17. The system of claim 16, wherein the updated machine learning algorithm comprises an input layer, a plurality of feature extraction layers, a plurality of recurrent layers, and at least one dense layer that is a fully connected layer.
18. The system of claim 17, wherein the at least one computer processor is further configured to access memory and execute the computer-executable instructions to determine historical data corresponding to the user and comprising demographic data, medical history data, clinical data, and/or family history data.
19. The system of claim 18, wherein at least the dense layer processes the historical data and the updated machine learning algorithm generates the first score based on both the historical data and the plurality of second user data.

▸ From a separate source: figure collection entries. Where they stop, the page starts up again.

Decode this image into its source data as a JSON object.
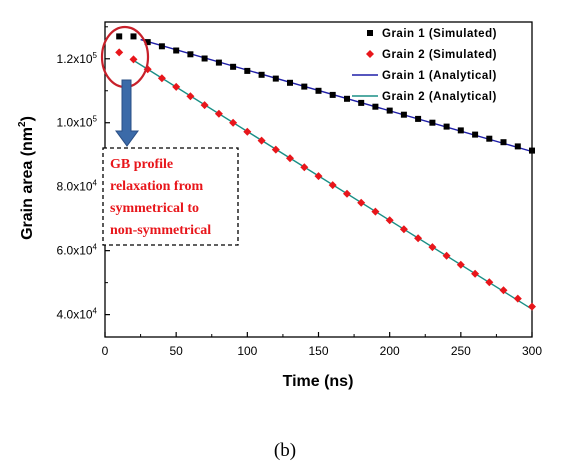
{
  "chart_data": {
    "type": "scatter",
    "title": "",
    "xlabel": "Time (ns)",
    "ylabel": "Grain area (nm",
    "ylabel_superscript": "2",
    "ylabel_close": ")",
    "xlim": [
      0,
      300
    ],
    "ylim": [
      33000,
      131500
    ],
    "x_ticks": [
      0,
      50,
      100,
      150,
      200,
      250,
      300
    ],
    "y_ticks": [
      {
        "value": 40000,
        "mantissa": "4.0x10",
        "exp": "4"
      },
      {
        "value": 60000,
        "mantissa": "6.0x10",
        "exp": "4"
      },
      {
        "value": 80000,
        "mantissa": "8.0x10",
        "exp": "4"
      },
      {
        "value": 100000,
        "mantissa": "1.0x10",
        "exp": "5"
      },
      {
        "value": 120000,
        "mantissa": "1.2x10",
        "exp": "5"
      }
    ],
    "grid": false,
    "legend_position": "top-right",
    "series": [
      {
        "name": "Grain 1 (Simulated)",
        "kind": "marker",
        "marker": "square",
        "color": "#000000",
        "x": [
          10,
          20,
          30,
          40,
          50,
          60,
          70,
          80,
          90,
          100,
          110,
          120,
          130,
          140,
          150,
          160,
          170,
          180,
          190,
          200,
          210,
          220,
          230,
          240,
          250,
          260,
          270,
          280,
          290,
          300
        ],
        "y": [
          127000,
          127000,
          125200,
          123900,
          122600,
          121400,
          120100,
          118800,
          117500,
          116200,
          115000,
          113800,
          112500,
          111300,
          110000,
          108700,
          107500,
          106200,
          105000,
          103800,
          102500,
          101200,
          100000,
          98800,
          97600,
          96300,
          95000,
          93900,
          92600,
          91300
        ]
      },
      {
        "name": "Grain 2 (Simulated)",
        "kind": "marker",
        "marker": "diamond",
        "color": "#e8161b",
        "x": [
          10,
          20,
          30,
          40,
          50,
          60,
          70,
          80,
          90,
          100,
          110,
          120,
          130,
          140,
          150,
          160,
          170,
          180,
          190,
          200,
          210,
          220,
          230,
          240,
          250,
          260,
          270,
          280,
          290,
          300
        ],
        "y": [
          122000,
          119800,
          116700,
          113900,
          111200,
          108300,
          105500,
          102800,
          100000,
          97200,
          94400,
          91600,
          88900,
          86100,
          83300,
          80500,
          77800,
          75000,
          72200,
          69500,
          66700,
          63900,
          61100,
          58400,
          55600,
          52800,
          50100,
          47600,
          45000,
          42500
        ]
      },
      {
        "name": "Grain 1 (Analytical)",
        "kind": "line",
        "color": "#1f1fa8",
        "x": [
          25,
          300
        ],
        "y": [
          126000,
          91000
        ]
      },
      {
        "name": "Grain 2 (Analytical)",
        "kind": "line",
        "color": "#1a8f86",
        "x": [
          20,
          300
        ],
        "y": [
          119500,
          41700
        ]
      }
    ],
    "annotation": {
      "lines": [
        "GB profile",
        "relaxation from",
        "symmetrical to",
        "non-symmetrical"
      ],
      "text_color": "#e8161b",
      "ellipse_color": "#c8202a",
      "arrow_color": "#3b6aa8"
    }
  },
  "caption": "(b)"
}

20. The system of claim 17, wherein the plurality of second user data comprises first data corresponding to a first 24 hour period within the second time period and second data corresponding to a second 24 hour period within the second time period, wherein the plurality of feature extraction layers comprise a first feature extraction layer and a second feature extraction layer, and wherein the first feature extraction layer processes the first data and the second feature extraction layer processes the second data.
21. The system of claim 16, wherein the updated machine learning algorithm is a recurrent deep neural network (RDNN).
22. The system of claim 16, wherein the updated machine learning algorithm comprises a regression model and a classification model.
23. The system of claim 16, wherein the at least one computer processor is further configured to access memory and execute the computer-executable instructions to:
compare the first score to a predefined threshold value corresponding to a depression relapse; and
determine the first score exceeds the predefined threshold value indicating a presence of the depression relapse at the second time period.
24. The system of claim 23, wherein the at least one computer processor is further configured to access memory and execute the computer-executable instructions to send, based on the first score exceeding the predefined threshold value, an alert to a user device and/or a health care provider device corresponding to the presence of the depression relapse at the second time period.
25. The system of claim 24, wherein the alert is sent to the user device and wherein the at least one computer processor is further configured to access memory and execute the computer-executable instructions to receive feedback data from the user device after the alert is sent to the user device, the feedback data rejecting the first score and/or the alert.
26. The system of claim 25, wherein the at least one computer processor is further configured to access memory and execute the computer-executable instructions to update the updated machine learning algorithm by further training the updated machine learning algorithm using the feedback data.
27. The system of claim 23, wherein the at least one computer processor is further configured to access memory and execute the computer-executable instructions to:
determine, based on the first score exceeding the predefined threshold value, a corrective action corresponding to the presence of the depression relapse; and
send instructions corresponding to the corrective action to the user device.
28. The system of claim 27, wherein the corrective action corresponds to one of an exercise recommendation, a diet recommendation, a medication recommendation, or a recommendation to meet with a healthcare provider.
29. The system of claim 23, wherein the at least one computer processor is further configured to access memory and execute the computer-executable instructions to:
generate, automatically, a report comprising the plurality of second user data and the first score; and
send the report to a healthcare provider device.
30. The system of claim 16, wherein the plurality of user data comprises heart rate data, electrocardiogram data, sleep data, temperature data, breathing data, step data, exercise data, screen time data, media data, call data, text data, email data, and/or location data.